Knit the first round on the bias, measuring to obtain the width you want
to go around your neck or two times the width of your scarf + an inch or
two for both (because you lose width in the beginning and ending triangles). To knit this strip on the bias, start out by ewrapping your
chosen number of N on the left side of the needle bed. You may crochet cast on if you prefer. Knit 2 rows. (It’s hard to knit at first so
bring all N out before knitting to make sure the stitches knit off, hang on
with your hand for weight or attach claw weights.)
* Decrease
one stitch on the left by putting the second to the end stitch on the left end needle
and then move the doubled stitch to the right one needle. Put the emptied needle out of work. Increase
one stitch on the right by pulling a needle all the way out. Knit two rows.* Repeat from * to * for desired length. You
will continue with the same number of stitches throughout. If you find suddenly that you have less or
more stitches than you started with, you either forgot to decrease or
increase. You should rip back to where
there are the correct number of stitches.
L
This is one
time you can measure your strip while it’s on the machine. You knit this single strip just once.
2.
Attach and knit as you go to make a spiral.
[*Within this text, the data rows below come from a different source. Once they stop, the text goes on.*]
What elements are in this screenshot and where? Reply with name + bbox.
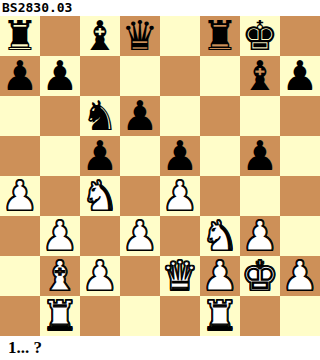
square-f1[interactable]: ♜ <box>200 296 240 336</box>
square-a6[interactable] <box>0 96 40 136</box>
square-d2[interactable] <box>120 256 160 296</box>
square-e2[interactable]: ♛ <box>160 256 200 296</box>
square-h2[interactable]: ♟ <box>280 256 320 296</box>
move-prompt: 1... ? <box>8 338 42 358</box>
square-c1[interactable] <box>80 296 120 336</box>
square-f6[interactable] <box>200 96 240 136</box>
square-g2[interactable]: ♚ <box>240 256 280 296</box>
white-pawn: ♟ <box>162 176 199 216</box>
square-e8[interactable] <box>160 16 200 56</box>
square-d4[interactable] <box>120 176 160 216</box>
square-g8[interactable]: ♚ <box>240 16 280 56</box>
chess-board: ♜♝♛♜♚♟♟♝♟♞♟♟♟♟♟♞♟♟♟♞♟♝♟♛♟♚♟♜♜ <box>0 16 320 336</box>
white-rook: ♜ <box>42 296 79 336</box>
square-b8[interactable] <box>40 16 80 56</box>
square-a7[interactable]: ♟ <box>0 56 40 96</box>
square-h7[interactable]: ♟ <box>280 56 320 96</box>
square-c8[interactable]: ♝ <box>80 16 120 56</box>
square-h8[interactable] <box>280 16 320 56</box>
square-g6[interactable] <box>240 96 280 136</box>
square-b2[interactable]: ♝ <box>40 256 80 296</box>
black-rook: ♜ <box>202 16 239 56</box>
square-h5[interactable] <box>280 136 320 176</box>
white-knight: ♞ <box>82 176 119 216</box>
square-a5[interactable] <box>0 136 40 176</box>
square-g5[interactable]: ♟ <box>240 136 280 176</box>
square-h1[interactable] <box>280 296 320 336</box>
square-a3[interactable] <box>0 216 40 256</box>
square-b1[interactable]: ♜ <box>40 296 80 336</box>
square-e1[interactable] <box>160 296 200 336</box>
black-pawn: ♟ <box>2 56 39 96</box>
white-pawn: ♟ <box>42 216 79 256</box>
square-h3[interactable] <box>280 216 320 256</box>
square-c5[interactable]: ♟ <box>80 136 120 176</box>
square-e7[interactable] <box>160 56 200 96</box>
black-king: ♚ <box>242 16 279 56</box>
square-d6[interactable]: ♟ <box>120 96 160 136</box>
black-pawn: ♟ <box>122 96 159 136</box>
square-b7[interactable]: ♟ <box>40 56 80 96</box>
square-d3[interactable]: ♟ <box>120 216 160 256</box>
square-h6[interactable] <box>280 96 320 136</box>
white-pawn: ♟ <box>82 256 119 296</box>
square-d7[interactable] <box>120 56 160 96</box>
square-g4[interactable] <box>240 176 280 216</box>
white-pawn: ♟ <box>202 256 239 296</box>
black-knight: ♞ <box>82 96 119 136</box>
square-d1[interactable] <box>120 296 160 336</box>
square-a1[interactable] <box>0 296 40 336</box>
square-b3[interactable]: ♟ <box>40 216 80 256</box>
black-rook: ♜ <box>2 16 39 56</box>
black-pawn: ♟ <box>162 136 199 176</box>
black-queen: ♛ <box>122 16 159 56</box>
square-e5[interactable]: ♟ <box>160 136 200 176</box>
square-c4[interactable]: ♞ <box>80 176 120 216</box>
square-d8[interactable]: ♛ <box>120 16 160 56</box>
white-pawn: ♟ <box>2 176 39 216</box>
square-g1[interactable] <box>240 296 280 336</box>
square-f4[interactable] <box>200 176 240 216</box>
square-e6[interactable] <box>160 96 200 136</box>
square-c2[interactable]: ♟ <box>80 256 120 296</box>
white-pawn: ♟ <box>282 256 319 296</box>
square-f5[interactable] <box>200 136 240 176</box>
black-bishop: ♝ <box>82 16 119 56</box>
white-pawn: ♟ <box>242 216 279 256</box>
black-pawn: ♟ <box>282 56 319 96</box>
square-f2[interactable]: ♟ <box>200 256 240 296</box>
square-a2[interactable] <box>0 256 40 296</box>
square-a8[interactable]: ♜ <box>0 16 40 56</box>
square-a4[interactable]: ♟ <box>0 176 40 216</box>
square-e4[interactable]: ♟ <box>160 176 200 216</box>
square-c3[interactable] <box>80 216 120 256</box>
square-f3[interactable]: ♞ <box>200 216 240 256</box>
square-g3[interactable]: ♟ <box>240 216 280 256</box>
square-e3[interactable] <box>160 216 200 256</box>
square-c6[interactable]: ♞ <box>80 96 120 136</box>
black-bishop: ♝ <box>242 56 279 96</box>
square-b5[interactable] <box>40 136 80 176</box>
chess-puzzle-window: BS2830.03 ♜♝♛♜♚♟♟♝♟♞♟♟♟♟♟♞♟♟♟♞♟♝♟♛♟♚♟♜♜ … <box>0 0 320 360</box>
white-queen: ♛ <box>162 256 199 296</box>
white-king: ♚ <box>242 256 279 296</box>
square-c7[interactable] <box>80 56 120 96</box>
square-f8[interactable]: ♜ <box>200 16 240 56</box>
square-g7[interactable]: ♝ <box>240 56 280 96</box>
square-b4[interactable] <box>40 176 80 216</box>
square-h4[interactable] <box>280 176 320 216</box>
white-knight: ♞ <box>202 216 239 256</box>
black-pawn: ♟ <box>82 136 119 176</box>
black-pawn: ♟ <box>242 136 279 176</box>
white-pawn: ♟ <box>122 216 159 256</box>
black-pawn: ♟ <box>42 56 79 96</box>
square-b6[interactable] <box>40 96 80 136</box>
white-rook: ♜ <box>202 296 239 336</box>
square-d5[interactable] <box>120 136 160 176</box>
white-bishop: ♝ <box>42 256 79 296</box>
square-f7[interactable] <box>200 56 240 96</box>
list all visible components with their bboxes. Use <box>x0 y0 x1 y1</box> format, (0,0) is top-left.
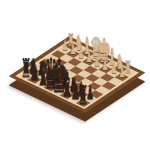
chess-set-photo: ♜♞♝♛♚♝♞♜♟♟♟♟♟♟♟♟♟♟♟♟♟♟♟♟♜♞♝♛♚♝♞♜ <box>0 0 150 150</box>
chess-board <box>9 36 146 113</box>
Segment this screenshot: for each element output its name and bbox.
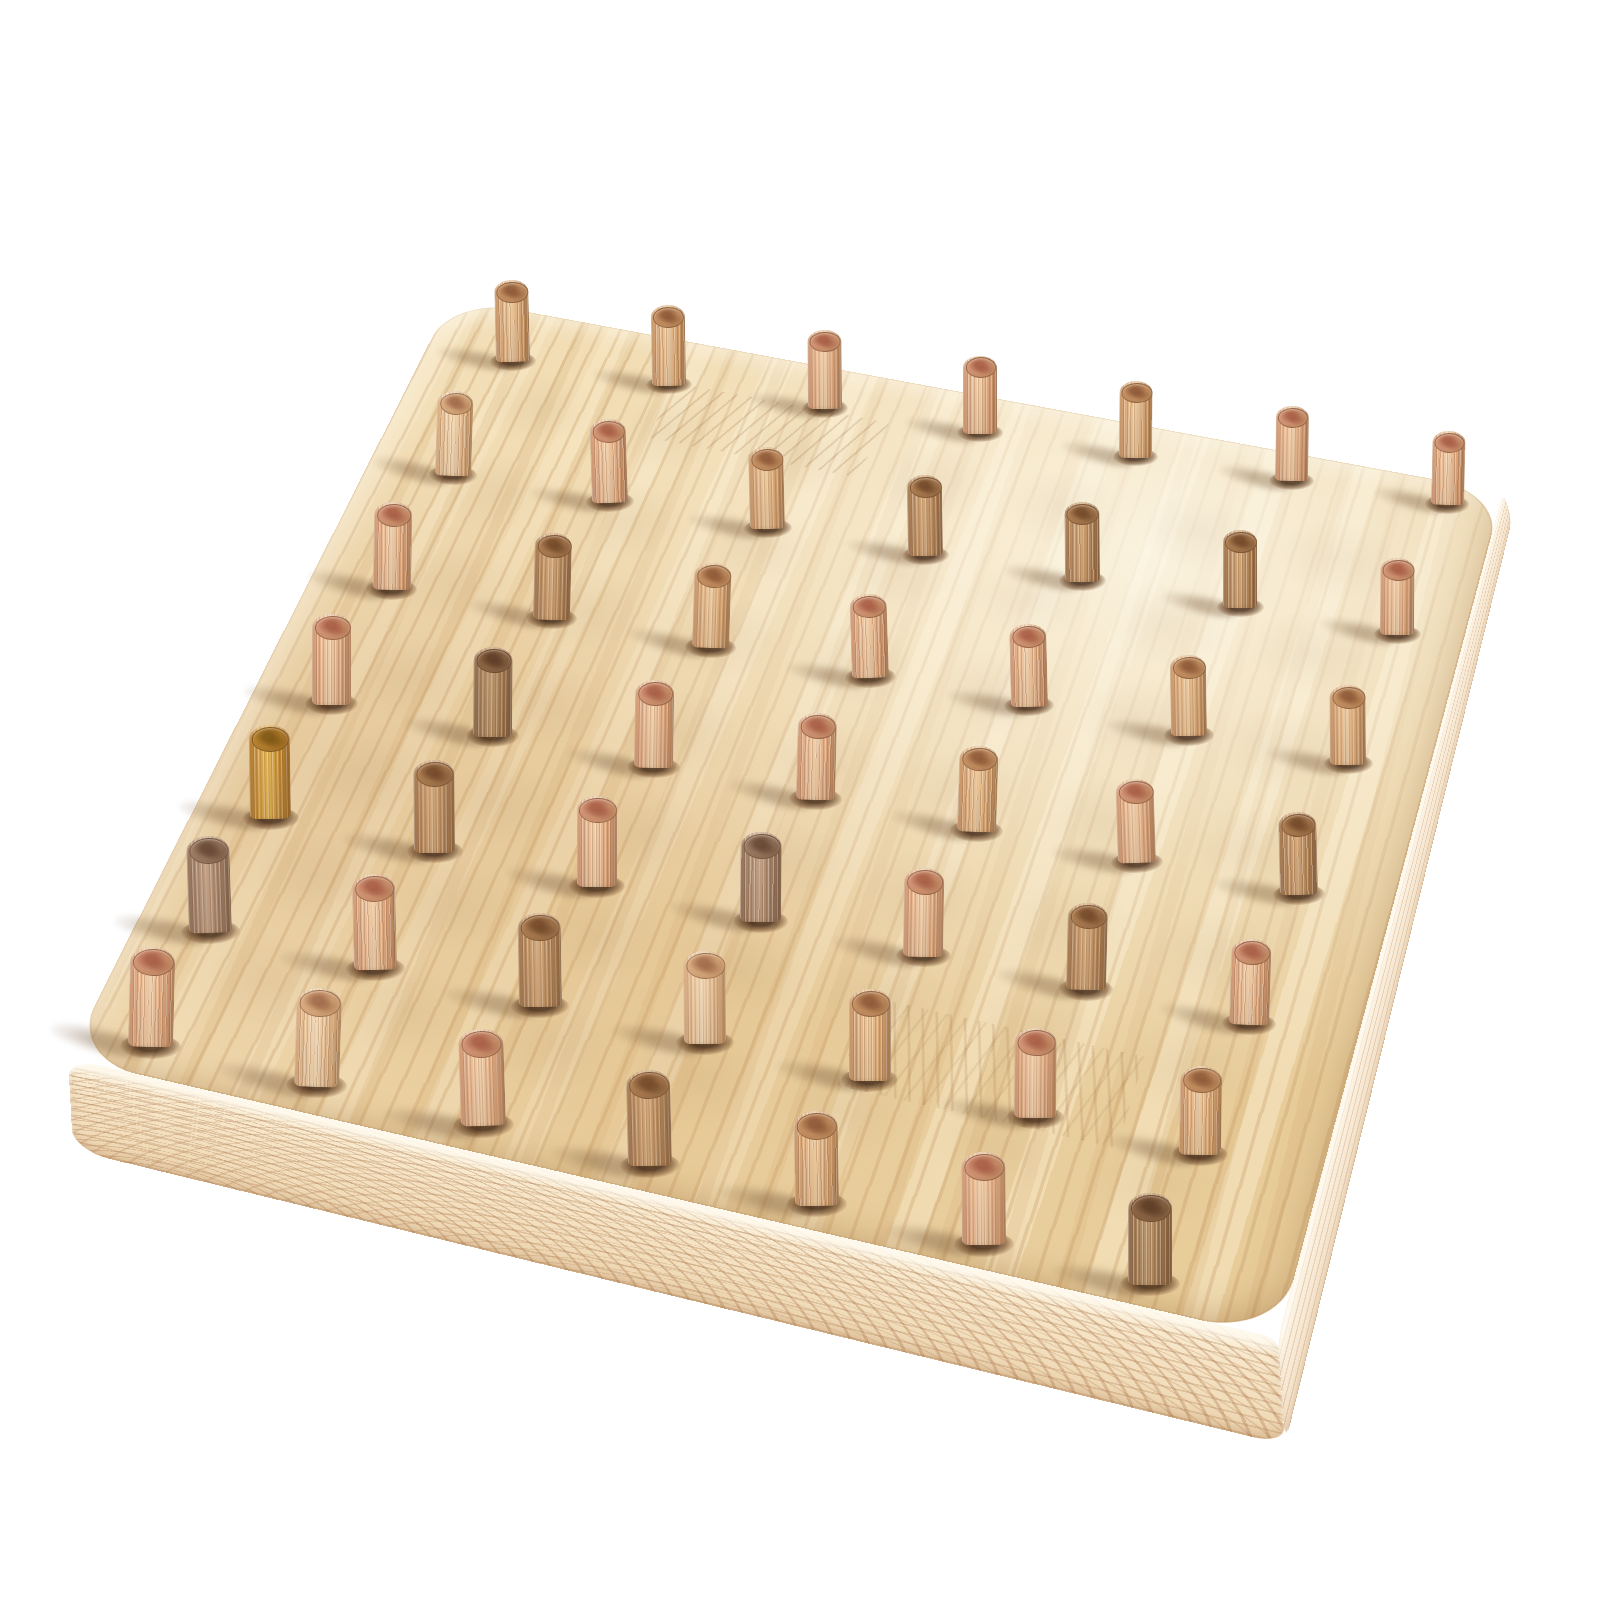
peg-top	[1131, 1195, 1170, 1221]
peg[interactable]	[903, 867, 945, 956]
peg[interactable]	[692, 563, 732, 649]
peg-top	[520, 914, 559, 940]
peg[interactable]	[517, 912, 561, 1007]
peg-top	[907, 869, 944, 894]
peg-top	[537, 534, 572, 558]
peg[interactable]	[1278, 812, 1318, 896]
peg-top	[1225, 532, 1257, 553]
peg[interactable]	[1229, 938, 1271, 1025]
peg[interactable]	[1380, 558, 1415, 635]
peg[interactable]	[740, 832, 781, 922]
peg[interactable]	[1169, 654, 1207, 736]
peg-top	[497, 281, 529, 303]
peg[interactable]	[961, 1152, 1006, 1246]
peg[interactable]	[849, 593, 889, 678]
peg-top	[852, 991, 890, 1017]
peg[interactable]	[590, 418, 628, 503]
peg[interactable]	[373, 502, 412, 591]
peg[interactable]	[793, 1111, 838, 1206]
product-photo	[0, 0, 1600, 1600]
peg[interactable]	[748, 446, 785, 529]
peg[interactable]	[1014, 1027, 1057, 1118]
peg-top	[1434, 432, 1464, 453]
peg[interactable]	[1179, 1066, 1222, 1156]
peg[interactable]	[1431, 431, 1465, 506]
peg-top	[909, 476, 942, 498]
peg[interactable]	[294, 987, 342, 1087]
peg-top	[800, 714, 836, 739]
peg[interactable]	[249, 724, 292, 819]
peg[interactable]	[577, 796, 618, 887]
peg[interactable]	[1119, 381, 1153, 458]
peg-top	[966, 357, 997, 378]
peg-top	[1172, 656, 1206, 679]
peg[interactable]	[1066, 903, 1108, 991]
peg[interactable]	[494, 280, 530, 363]
peg-top	[1383, 560, 1415, 581]
peg-top	[1332, 687, 1365, 710]
peg[interactable]	[458, 1028, 506, 1127]
peg-top	[686, 953, 725, 979]
peg[interactable]	[128, 946, 175, 1047]
pegboard	[0, 0, 1600, 1600]
peg[interactable]	[634, 679, 674, 768]
peg-top	[476, 648, 512, 672]
peg-top	[743, 834, 780, 859]
peg[interactable]	[651, 305, 686, 386]
peg-top	[315, 616, 351, 640]
peg[interactable]	[435, 391, 473, 477]
peg-top	[1017, 1030, 1055, 1056]
peg[interactable]	[626, 1070, 673, 1167]
peg-top	[638, 681, 674, 705]
peg[interactable]	[352, 874, 397, 971]
peg[interactable]	[796, 712, 837, 800]
peg[interactable]	[1329, 685, 1366, 765]
peg[interactable]	[957, 745, 998, 832]
peg[interactable]	[1128, 1193, 1172, 1285]
peg[interactable]	[906, 474, 942, 556]
peg-top	[579, 798, 616, 823]
peg[interactable]	[186, 835, 232, 933]
peg-top	[964, 1154, 1004, 1181]
peg[interactable]	[1116, 778, 1157, 863]
peg-top	[697, 565, 732, 589]
peg[interactable]	[413, 760, 455, 853]
peg[interactable]	[1009, 624, 1048, 708]
peg[interactable]	[849, 989, 891, 1081]
peg[interactable]	[1223, 530, 1258, 608]
peg-top	[796, 1113, 836, 1140]
peg[interactable]	[963, 356, 996, 434]
peg[interactable]	[312, 614, 352, 705]
peg[interactable]	[1275, 406, 1309, 482]
pegs-layer	[0, 0, 1600, 1600]
peg[interactable]	[1064, 502, 1099, 582]
peg[interactable]	[473, 646, 513, 736]
peg-top	[750, 448, 783, 471]
peg[interactable]	[683, 951, 726, 1044]
peg-top	[1122, 382, 1153, 403]
peg[interactable]	[807, 330, 841, 410]
peg[interactable]	[533, 532, 572, 620]
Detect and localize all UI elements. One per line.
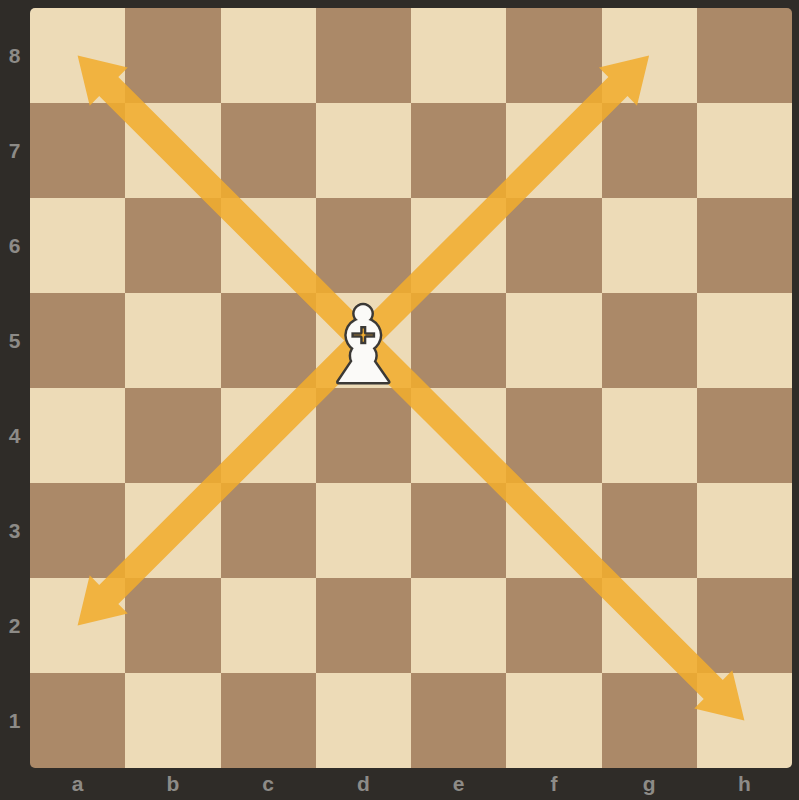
square-f4[interactable] [506,388,601,483]
square-f6[interactable] [506,198,601,293]
chess-diagram: ♝ 87654321abcdefgh [0,0,799,800]
square-b1[interactable] [125,673,220,768]
rank-label-2: 2 [0,614,29,638]
square-b7[interactable] [125,103,220,198]
square-e7[interactable] [411,103,506,198]
square-c1[interactable] [221,673,316,768]
square-g1[interactable] [602,673,697,768]
rank-label-8: 8 [0,44,29,68]
square-a1[interactable] [30,673,125,768]
square-h7[interactable] [697,103,792,198]
square-b2[interactable] [125,578,220,673]
square-c4[interactable] [221,388,316,483]
rank-label-7: 7 [0,139,29,163]
square-c2[interactable] [221,578,316,673]
chess-board[interactable] [30,8,792,768]
file-label-b: b [125,769,221,799]
square-c5[interactable] [221,293,316,388]
square-c8[interactable] [221,8,316,103]
square-a8[interactable] [30,8,125,103]
square-g8[interactable] [602,8,697,103]
rank-label-6: 6 [0,234,29,258]
file-label-c: c [220,769,316,799]
square-h1[interactable] [697,673,792,768]
square-b8[interactable] [125,8,220,103]
square-h4[interactable] [697,388,792,483]
square-g7[interactable] [602,103,697,198]
square-g4[interactable] [602,388,697,483]
square-f7[interactable] [506,103,601,198]
square-c6[interactable] [221,198,316,293]
file-label-e: e [411,769,507,799]
square-d4[interactable] [316,388,411,483]
square-a4[interactable] [30,388,125,483]
square-b4[interactable] [125,388,220,483]
square-d7[interactable] [316,103,411,198]
square-e3[interactable] [411,483,506,578]
square-b5[interactable] [125,293,220,388]
square-d2[interactable] [316,578,411,673]
file-label-a: a [30,769,126,799]
square-g3[interactable] [602,483,697,578]
file-label-f: f [506,769,602,799]
square-f2[interactable] [506,578,601,673]
square-g2[interactable] [602,578,697,673]
square-h6[interactable] [697,198,792,293]
square-c7[interactable] [221,103,316,198]
square-d1[interactable] [316,673,411,768]
file-label-h: h [696,769,792,799]
square-b3[interactable] [125,483,220,578]
square-g5[interactable] [602,293,697,388]
square-d8[interactable] [316,8,411,103]
square-a3[interactable] [30,483,125,578]
rank-label-4: 4 [0,424,29,448]
square-f8[interactable] [506,8,601,103]
rank-label-3: 3 [0,519,29,543]
square-f1[interactable] [506,673,601,768]
rank-label-5: 5 [0,329,29,353]
square-e5[interactable] [411,293,506,388]
square-e4[interactable] [411,388,506,483]
square-h3[interactable] [697,483,792,578]
square-a2[interactable] [30,578,125,673]
square-g6[interactable] [602,198,697,293]
square-e8[interactable] [411,8,506,103]
rank-label-1: 1 [0,709,29,733]
square-f3[interactable] [506,483,601,578]
square-a6[interactable] [30,198,125,293]
square-b6[interactable] [125,198,220,293]
square-d6[interactable] [316,198,411,293]
square-c3[interactable] [221,483,316,578]
square-e1[interactable] [411,673,506,768]
square-d3[interactable] [316,483,411,578]
square-e2[interactable] [411,578,506,673]
square-h8[interactable] [697,8,792,103]
square-a5[interactable] [30,293,125,388]
file-label-g: g [601,769,697,799]
square-h2[interactable] [697,578,792,673]
square-a7[interactable] [30,103,125,198]
file-label-d: d [315,769,411,799]
square-f5[interactable] [506,293,601,388]
square-d5[interactable] [316,293,411,388]
square-e6[interactable] [411,198,506,293]
square-h5[interactable] [697,293,792,388]
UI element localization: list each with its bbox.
Think of how the cardboard on many toilet paper rolls are constructed. You’ll
be knitting around it making a spiral. As
the knitting is facing you, you’ll be knitting the inside of the tube. (The toilet roll is given to just help you
visualize this.)
Bring the beginning end of the strip toward
the needle bed with the knit side facing you, curling it around so that you can
identify the first loop you made in #1. From
front to back, you will be putting a loop from the beginning of the strip onto
the left needle. You should be able to
see that knit stitches of the strip will be on top of or next to knit stitches
and purl on top of or next to purl. Make
sure you haven’t twisted the strip.
Check twice!
This is the sequence: ^Decrease one stitch on
the left by putting the second to the end stitch on the left end needle and
then move the doubled stitch to the right one needle. Hang a loop from the strip on the first
needle on the left. (3 stitches on that
needle now.) Increase
one stitch on the right by pulling a needle all the way out. Knit two rows.^ Repeat from ^ to ^ continuing to hang the
next loop as you move around the tube.
The simple increases on the right side form the loops that you will
eventually hang. There is no beginning
or end to the row, you just continue on around your tube.
Picking
up stitches: On the picture above, the red represents a
stitch previously picked up. The next
stitch (loop) to be picked up and hung
is green. It lies horizontally, whereas
the stitch that was picked up previously is vertical and stretched out. You’ll be tempted to pick up the red
one. Don’t do it! J
Now decide
how long you want the cowl to be from chest to chin or how long you want the
scarf to be. Keep going until you like
the size or run out of yarn.
Finish: Bind off around the gate pegs, weave in
yarn ends. Fold over the beginning tab
or tack down.
This technique done as a scarf:
Knit side as right side pictured on the left, doubled stitches make a decorative ridge. Compare
to purl side as right side pictured on the right. Stitches
look woven. The lace holes seem to show up better on the purl side. You actually do not have to decide until the cowl is done.
Once again, hope I explained well enough. It's not hard to knit, just hard to explain.
2 comments:
I am totally in love with this pattern! Thank you!
I'm glad you like it. Would love to see a picture if you do make it.